Today, I'm looking for how to find the 2nd perturbation to the base in Rayleigh Schrödinger Perturbation Theory (RSPT).
SETUP
Starting from the 2nd order perturbation in Dirac's notation:
\begin{equation} \hat{H}^0 |n^2\rangle + \hat{V} |n^1\rangle = E_n^0 |n^2\rangle + E_n^1 |n^1\rangle + E_n^2 |n^0\rangle \end{equation}
Multiply to the left with $\langle k^0 |$
\begin{equation} \langle k^0| \hat{H}^0 |n^2\rangle + \langle k^0| \hat{V} |n^1\rangle = \langle k^0| E_n^0 |n^2\rangle + \langle k^0| E_n^1 |n^1\rangle + \langle k^0| E_n^2 |n^0\rangle \end{equation}
The hermicity of the Hamilton operator:
\begin{equation} E_k^0 \langle k^0 |n^2\rangle + \langle k^0| \hat{V} |n^1\rangle = E_n^0 \langle k^0 |n^2\rangle + E_n^1 \langle k^0 |n^1\rangle + E_n^2 \langle k^0 |n^0\rangle \end{equation}
Cancel the third term on the right
\begin{equation} E_k^0 \langle k^0 |n^2\rangle + \langle k^0| \hat{V} |n^1\rangle = E_n^0 \langle k^0 |n^2\rangle + E_n^1 \langle k^0 |n^1\rangle \end{equation}
Gathering same inner products:
\begin{equation} \langle k^0| \hat{V} |n^1\rangle - E_n^1 \langle k^0 |n^1\rangle = ( E_n^0 - E_k^0 ) \langle k^0 |n^2\rangle \end{equation} \begin{equation} ( E_n^0 - E_k^0 ) \langle k^0 |n^2\rangle = \langle k^0| \hat{V} |n^1\rangle - E_n^1 \langle k^0 |n^1\rangle \end{equation} Replacing $| N^1 \rangle$ and $E_N^1$ with the first order perturbation to the base and to the energy:
\begin{equation} |n^1\rangle =\sum_{m \neq n} |m^0 \rangle \frac{\langle m^0 | \hat{V} | n^0 \rangle}{E_n^0 - E_m^0} \end{equation} \begin{equation} E_N^{1} = \langle n^0 | \hat{V} | n^0 \rangle \end{equation}
\begin{equation} ( E_n^0 - E_k^0 ) \langle k^0 |n^2\rangle = \langle k^0| \hat{V} \sum_{m \neq n} |m^0 \rangle \frac{\langle m^0 | \hat{V} | n^0 \rangle}{E_n^0 - E_m^0} - E_n^1 \langle k^0 \sum_{m \neq n} |m^0 \rangle \frac{\langle m^0 | \hat{V} | n^0 \rangle}{E_n^0 - E_m^0} \end{equation}
\begin{equation} ( E_n^0 - E_k^0 ) \langle k^0 |n^2\rangle = \sum_{m \neq n} \frac{ \langle k^0| \hat{V} |m^0 \rangle \langle m^0 | \hat{V} | n^0 \rangle}{E_n^0 - E_m^0} - \langle n^0 | \hat{V} | n^0 \rangle \sum_{m \neq n} \frac{\langle k^0 |m^0 \rangle \langle m^0 | \hat{V} | n^0 \rangle}{E_n^0 - E_m^0} \end{equation}
At this point, I'm not sure if the bracket algebra was done properly not even forward.

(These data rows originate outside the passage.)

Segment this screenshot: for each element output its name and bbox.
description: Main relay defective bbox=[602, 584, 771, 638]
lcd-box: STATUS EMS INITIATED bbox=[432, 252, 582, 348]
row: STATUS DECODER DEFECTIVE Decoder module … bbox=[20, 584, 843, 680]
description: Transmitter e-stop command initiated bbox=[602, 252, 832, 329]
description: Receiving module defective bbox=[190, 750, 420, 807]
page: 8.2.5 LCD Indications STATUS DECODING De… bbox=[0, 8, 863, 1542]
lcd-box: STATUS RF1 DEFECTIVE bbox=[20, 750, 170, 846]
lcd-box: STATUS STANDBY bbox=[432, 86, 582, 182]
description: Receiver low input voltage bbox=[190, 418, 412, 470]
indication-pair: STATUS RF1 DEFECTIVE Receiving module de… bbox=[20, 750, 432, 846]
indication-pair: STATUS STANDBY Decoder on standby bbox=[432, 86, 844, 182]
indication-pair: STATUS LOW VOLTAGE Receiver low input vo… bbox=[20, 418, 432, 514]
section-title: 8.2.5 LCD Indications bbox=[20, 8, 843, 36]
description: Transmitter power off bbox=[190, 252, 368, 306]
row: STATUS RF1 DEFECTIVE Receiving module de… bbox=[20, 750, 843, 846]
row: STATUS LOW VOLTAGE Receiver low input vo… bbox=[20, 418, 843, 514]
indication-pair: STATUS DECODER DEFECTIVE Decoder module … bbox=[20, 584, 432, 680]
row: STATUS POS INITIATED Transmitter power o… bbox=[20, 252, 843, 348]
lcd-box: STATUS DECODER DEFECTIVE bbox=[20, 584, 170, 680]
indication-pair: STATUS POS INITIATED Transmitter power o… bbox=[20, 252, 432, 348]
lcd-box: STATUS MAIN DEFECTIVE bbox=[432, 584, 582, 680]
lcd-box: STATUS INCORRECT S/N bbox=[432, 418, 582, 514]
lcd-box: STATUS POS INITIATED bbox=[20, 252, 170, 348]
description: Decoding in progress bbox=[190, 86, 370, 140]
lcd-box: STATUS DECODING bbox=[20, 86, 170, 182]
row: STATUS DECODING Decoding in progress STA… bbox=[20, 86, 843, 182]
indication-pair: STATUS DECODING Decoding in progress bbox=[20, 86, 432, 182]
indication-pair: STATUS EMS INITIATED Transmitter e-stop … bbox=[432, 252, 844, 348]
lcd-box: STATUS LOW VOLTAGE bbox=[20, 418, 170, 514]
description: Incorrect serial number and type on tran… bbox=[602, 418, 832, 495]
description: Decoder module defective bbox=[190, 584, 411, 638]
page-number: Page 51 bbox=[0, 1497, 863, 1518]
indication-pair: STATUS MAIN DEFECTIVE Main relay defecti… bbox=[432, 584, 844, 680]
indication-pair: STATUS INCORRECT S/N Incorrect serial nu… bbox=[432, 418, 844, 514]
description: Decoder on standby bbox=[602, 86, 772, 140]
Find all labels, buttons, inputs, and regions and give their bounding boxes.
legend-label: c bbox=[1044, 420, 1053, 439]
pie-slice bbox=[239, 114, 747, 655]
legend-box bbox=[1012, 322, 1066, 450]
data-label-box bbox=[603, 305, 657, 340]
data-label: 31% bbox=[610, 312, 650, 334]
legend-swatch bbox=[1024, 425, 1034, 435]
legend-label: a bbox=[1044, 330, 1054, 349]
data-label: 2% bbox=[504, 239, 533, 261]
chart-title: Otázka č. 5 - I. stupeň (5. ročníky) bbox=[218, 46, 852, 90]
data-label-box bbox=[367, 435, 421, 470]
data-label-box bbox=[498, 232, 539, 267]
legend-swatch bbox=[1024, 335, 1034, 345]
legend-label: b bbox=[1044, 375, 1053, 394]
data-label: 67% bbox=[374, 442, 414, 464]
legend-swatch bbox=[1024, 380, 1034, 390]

Then ... are another some algebra steps that I cannot figure out the properly path to find the respective coefficient:
$$\langle k^0 | n^2 \rangle$$
In order to replace it in:
\begin{equation} |n^2\rangle =\sum_{k \neq n} |k^0 \rangle \frac{\langle k^0 | \hat{V} | n^0 \rangle}{E_n^0 - E_k^0 ???} \end{equation}
QUESTION
Please, Would someone help me out to show me how to get the properly 2nd perturbation to the wave function?
Answer
Disclaimer This post is some kind of a legacy post. Find the notation used in the question in the other answer. I added this proof as I was not entirely certain I understood the notation correctly. As it turned out, I did not. As a result I posted the complete derivation of RSPT up to second order, trying to guide anyone through it using a different notation.$\require{cancel}$
Obviously, I will come back to the initial problem only at the end, if you are impatient, just skip ahead.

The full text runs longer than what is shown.